The primary objective of the efforts of Dr. Olie Gokeeta and his students was to provide an accurate data base that would establish a basis for assessing future environmental impacts and provide scientific data for making fisheries management decisions. The basic approach examined relationships observed in the data base among watershed characteristics, lake chemistry and fish status.
Lake Classification
Dr. Olie Gokeeta decided to use the lake classification system devised in New York State to study the acid rain problem in their state. The classification system is based on chemical and hydrological conditions.
Lakes fall into two major groups: seepage lakes and drainage lakes. Drainage lakes have an outlet, while seepage lakes do not. Both lake types receive water from various sources including surface runoff, groundwater, and direct precipitation, although in different relative amounts. Drainage lakes receive a higher proportion of water from surface runoff, whereas seepage lakes receive water primarily from direct precipitation and groundwater. All six lakes in the Ramford study are drainage lakes.

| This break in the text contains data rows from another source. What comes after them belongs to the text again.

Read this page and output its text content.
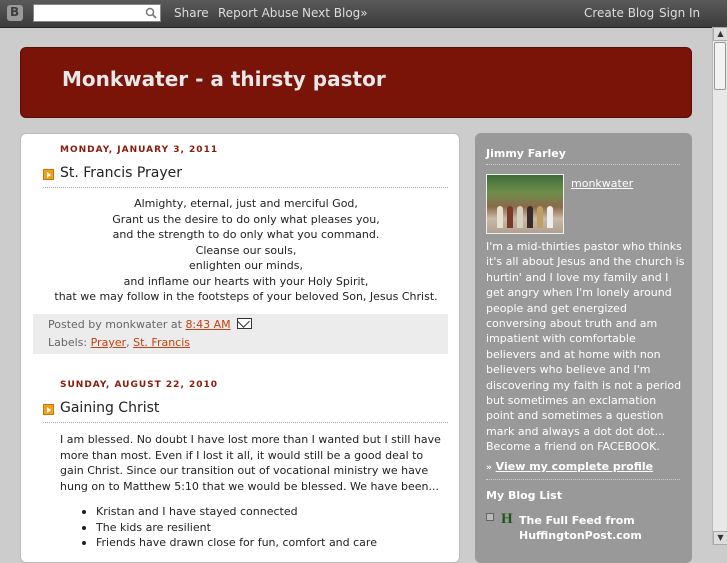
B	Share Report Abuse Next Blog»	Create Blog Sign In
▲
▼
Monkwater - a thirsty pastor
MONDAY, JANUARY 3, 2011
St. Francis Prayer
Almighty, eternal, just and merciful God,
Grant us the desire to do only what pleases you,
and the strength to do only what you command.
Cleanse our souls,
enlighten our minds,
and inflame our hearts with your Holy Spirit,
that we may follow in the footsteps of your beloved Son, Jesus Christ.
Posted by monkwater at 8:43 AM
Labels: Prayer, St. Francis
SUNDAY, AUGUST 22, 2010
Gaining Christ
I am blessed. No doubt I have lost more than I wanted but I still have more than most. Even if I lost it all, it would still be a good deal to gain Christ. Since our transition out of vocational ministry we have hung on to Matthew 5:10 that we would be blessed. We have been...
Kristan and I have stayed connected
The kids are resilient
Friends have drawn close for fun, comfort and care
Jimmy Farley
monkwater
I'm a mid-thirties pastor who thinks it's all about Jesus and the church is hurtin' and I love my family and I get angry when I'm lonely around people and get energized conversing about truth and am impatient with comfortable believers and at home with non believers who believe and I'm discovering my faith is not a period but sometimes an exclamation point and sometimes a question mark and always a dot dot dot... Become a friend on FACEBOOK.
» View my complete profile
My Blog List
H The Full Feed from HuffingtonPost.com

The condition of the waters in a lake is a function of the relative contributions of acids and bases. These acids are derived from both atmospheric deposition and natural processes, such as organic matter decay and the oxidation of organic nitrogen. The bases result from reactions occurring within the watershed soils (e.g., weathering and cation exchange reactions) and from atmospheric deposition. The degree to which the incoming precipitation interacts with the watershed soils and the routing of the water through these soils, are major determinants of the base supply rate. In watersheds with thick soils, acids – whether natural or from acidic deposition – will be largely neutralized by bases within the soils. In contrast, in watersheds with thin soils, much of the incoming precipitation passes only through the shallow organic horizons and into the lakes and streams. Such systems would generally be expected to be more responsive to increases or decreases in atmospheric acid inputs.

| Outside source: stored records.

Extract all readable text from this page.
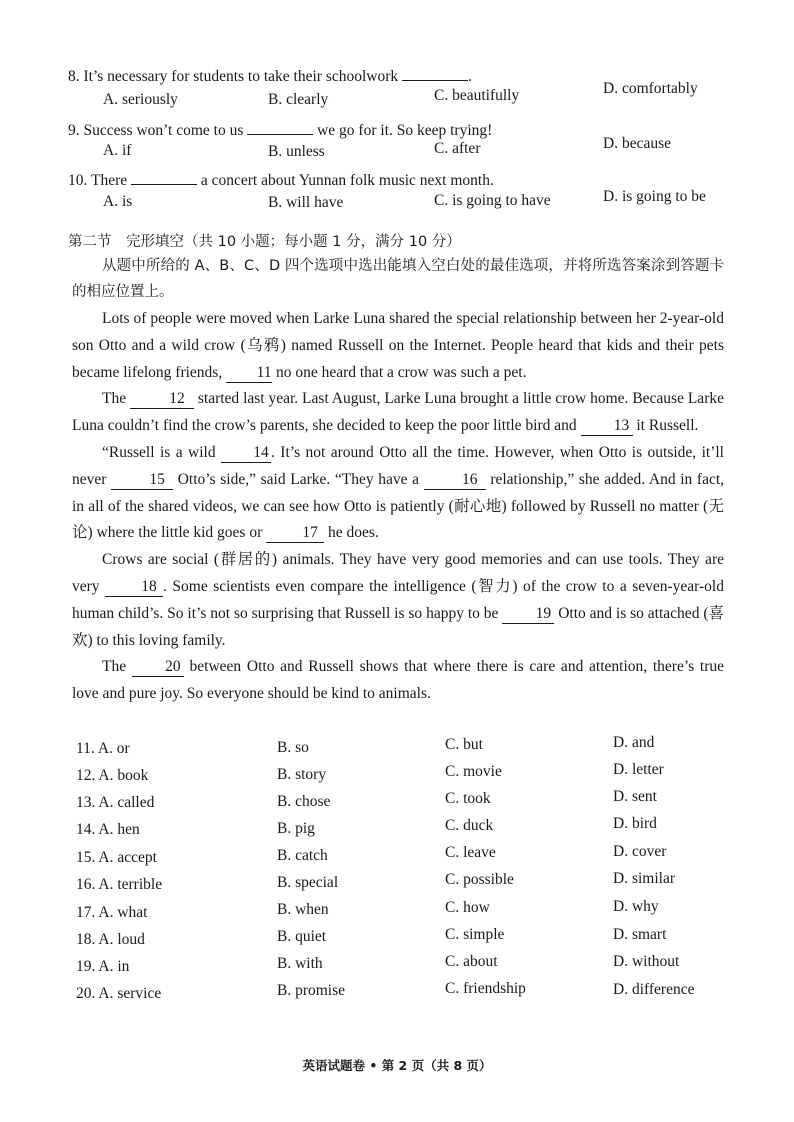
8. It’s necessary for students to take their schoolwork	.
A. seriously	B. clearly	C. beautifully	D. comfortably
9. Success won’t come to us	we go for it. So keep trying!
A. if	B. unless	C. after	D. because
10. There	a concert about Yunnan folk music next month.
A. is	B. will have	C. is going to have	D. is going to be
第二节　完形填空（共 10 小题；每小题 1 分，满分 10 分）
从题中所给的 A、B、C、D 四个选项中选出能填入空白处的最佳选项，并将所选答案涂到答题卡的相应位置上。

Lots of people were moved when Larke Luna shared the special relationship between her 2-year-old son Otto and a wild crow (乌鸦) named Russell on the Internet. People heard that kids and their pets became lifelong friends, 11 no one heard that a crow was such a pet.

The	12 started last year. Last August, Larke Luna brought a little crow home. Because Larke Luna couldn’t find the crow’s parents, she decided to keep the poor little bird and 13 it Russell.

“Russell is a wild 14 . It’s not around Otto all the time. However, when Otto is outside, it’ll never 15 Otto’s side,” said Larke. “They have a 16 relationship,” she added. And in fact, in all of the shared videos, we can see how Otto is patiently (耐心地) followed by Russell no matter (无论) where the little kid goes or 17 he does.

Crows are social (群居的) animals. They have very good memories and can use tools. They are very 18 . Some scientists even compare the intelligence (智力) of the crow to a seven-year-old human child’s. So it’s not so surprising that Russell is so happy to be 19 Otto and is so attached (喜欢) to this loving family.

The 20 between Otto and Russell shows that where there is care and attention, there’s true love and pure joy. So everyone should be kind to animals.

11. A. or	B. so	C. but	D. and
12. A. book	B. story	C. movie	D. letter
13. A. called	B. chose	C. took	D. sent
14. A. hen	B. pig	C. duck	D. bird
15. A. accept	B. catch	C. leave	D. cover
16. A. terrible	B. special	C. possible	D. similar
17. A. what	B. when	C. how	D. why
18. A. loud	B. quiet	C. simple	D. smart
19. A. in	B. with	C. about	D. without
20. A. service	B. promise	C. friendship	D. difference
英语试题卷 • 第 2 页（共 8 页）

Another characteristic of the classification is the lake’s Acid Neutralizing Capacity (ANC). Acid neutralizing capacity is a measure of the net strong base in solution, or net strong acid if its value is negative. As a result, additions of strong acids or bases to surface waters have a direct effect on ANC. Depending on the initial ANC of the solution, this addition may also significantly influence pH. Sulfate is the dominant mineral acid anion in the lakes in the Ramford study, with sulfate concentrations between about 80 and 140 µeq/L, indicating that sulfuric acid is the major source of mineral acidity. Some portion of this sulfate is attributable to acidic deposition.